Researchers tackling the chocolate crisis
Chocoholics around the globe have been aware for the last few years that their favourite sweet treat is under threat. Researchers at Bangor University may have come up with an answer that could help find a solution to the chocolate crisis by using wild mango as a new cocoa butter alternative.
Global production of cocoa is in decline due to a combination of factors including crop failure, disease and ageing plantations, leading to price fluctuations and a shortfall in supply. Cocoa butter is the pure butter extracted from cocoa beans and is one of the unique natural fats highly demanded by food, pharmaceuticals and cosmetic industries and in particular is a major ingredient in the chocolate industry. Cocoa butter is currently the only commercially available natural fat which is rich in saturated and monounsaturated fatty acids. Moreover, the price of cocoa butter is one of the highest among all tropical fats and oils and according to International Cocoa Organisation (2015), the price of cocoa butter more than doubled between 2005 and 2015. All of which has presented a pressing need to the chocolate industry to find high quality alternatives as the demand for cocoa is predicted to rise by 30% by 2020.
A recent study published in Scientific Reports explored the potential of a wild mango (Mangifera sylvatica Roxb.), an underutilised fruit species of south east Asia, to provide an alternative source of butter for the industry. Analyses showed that wild mango butter has a very similar chemical, physical and thermal profile to cocoa butter. However, wild mango butter has several superior properties to cocoa butter. It has a higher solid triglyceride (SOS) content which is used for improving soft cocoa butters, which indicates it has the potential to become a cocoa butter improver. Wild mango butter has a higher moisture content than cocoa butter, and there is a growing body of evidence that higher moisture content butters produce low fat chocolate, which may help to prevent obesity, heart diseases, diabetics, stroke and arthritis. Wild mango has the added advantage of being a fruit with a large kernel (40-50% of its body mass) and therefore a proportionality higher fat content (9-14%) than the smaller kernelled domesticated mango.

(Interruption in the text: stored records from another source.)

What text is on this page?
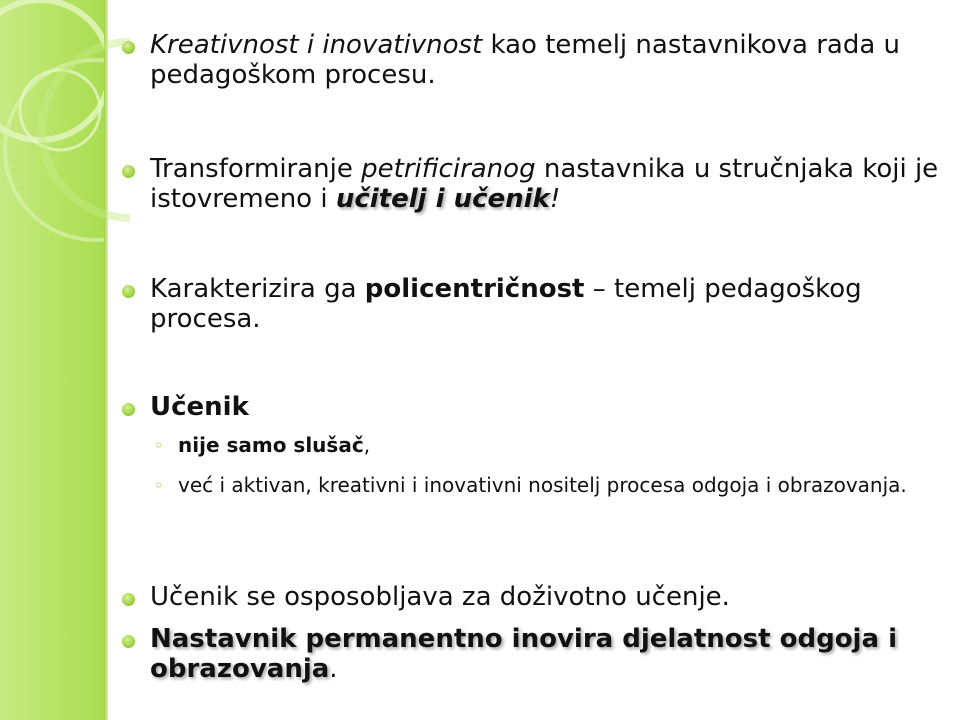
Kreativnost i inovativnost kao temelj nastavnikova rada u pedagoškom procesu.
Transformiranje petrificiranog nastavnika u stručnjaka koji je istovremeno i učitelj i učenik!
Karakterizira ga policentričnost – temelj pedagoškog procesa.
Učenik
◦ nije samo slušač,
◦ već i aktivan, kreativni i inovativni nositelj procesa odgoja i obrazovanja.
Učenik se osposobljava za doživotno učenje.
Nastavnik permanentno inovira djelatnost odgoja i obrazovanja.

Sayma Akhter, the senior author and a postgraduate student at the School of Environment, Natural Resources & Geography, said: "Wild mango is one of the so-called 'Cinderella' species whose real potential is unrealised. The identification of real added value as we have shown in this study, could pluck it from obscurity into mainstream production. With the support of government and non-governmental organisations, small scale industries could be set up to create a new income source for local people. There are many other new products that can come from underutilised fruits which are still waiting for proper attention."

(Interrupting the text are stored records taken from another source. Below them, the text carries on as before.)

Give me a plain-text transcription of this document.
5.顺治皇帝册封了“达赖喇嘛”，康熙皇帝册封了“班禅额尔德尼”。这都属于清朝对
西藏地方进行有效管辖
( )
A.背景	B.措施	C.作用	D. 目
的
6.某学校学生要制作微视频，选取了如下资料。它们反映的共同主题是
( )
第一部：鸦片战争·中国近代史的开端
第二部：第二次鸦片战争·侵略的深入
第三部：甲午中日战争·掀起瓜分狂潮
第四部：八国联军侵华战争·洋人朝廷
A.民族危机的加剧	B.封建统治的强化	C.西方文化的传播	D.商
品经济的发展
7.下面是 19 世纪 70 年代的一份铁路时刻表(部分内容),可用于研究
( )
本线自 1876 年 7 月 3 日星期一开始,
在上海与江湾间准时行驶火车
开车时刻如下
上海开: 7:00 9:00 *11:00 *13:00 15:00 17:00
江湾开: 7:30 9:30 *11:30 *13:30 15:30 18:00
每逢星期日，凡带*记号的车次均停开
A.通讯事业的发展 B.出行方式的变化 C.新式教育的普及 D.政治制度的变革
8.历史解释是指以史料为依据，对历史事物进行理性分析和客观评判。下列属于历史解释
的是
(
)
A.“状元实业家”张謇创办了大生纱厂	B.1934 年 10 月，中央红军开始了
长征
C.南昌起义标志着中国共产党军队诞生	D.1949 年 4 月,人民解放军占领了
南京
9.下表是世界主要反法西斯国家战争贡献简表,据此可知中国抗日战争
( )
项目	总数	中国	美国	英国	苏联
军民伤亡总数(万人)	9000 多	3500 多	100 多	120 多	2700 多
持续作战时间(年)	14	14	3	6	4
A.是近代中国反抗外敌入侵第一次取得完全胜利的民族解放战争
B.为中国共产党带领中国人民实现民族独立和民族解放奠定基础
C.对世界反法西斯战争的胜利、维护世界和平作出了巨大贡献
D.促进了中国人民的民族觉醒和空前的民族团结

Professor Morag McDonald, Head of the School of Environment, Natural Resources & Geography, and one of the report's authors added: "Going beyond the use to industry, wild fruits like the mango are an important source of food, medicine and income for rural dwellers, but are in decline due to drivers such as deforestation. Adding value to underutilised products through processing for products that have market value can generate a valuable incentive for the conservation of such species, and help to generate alternative income sources and reduce household poverty."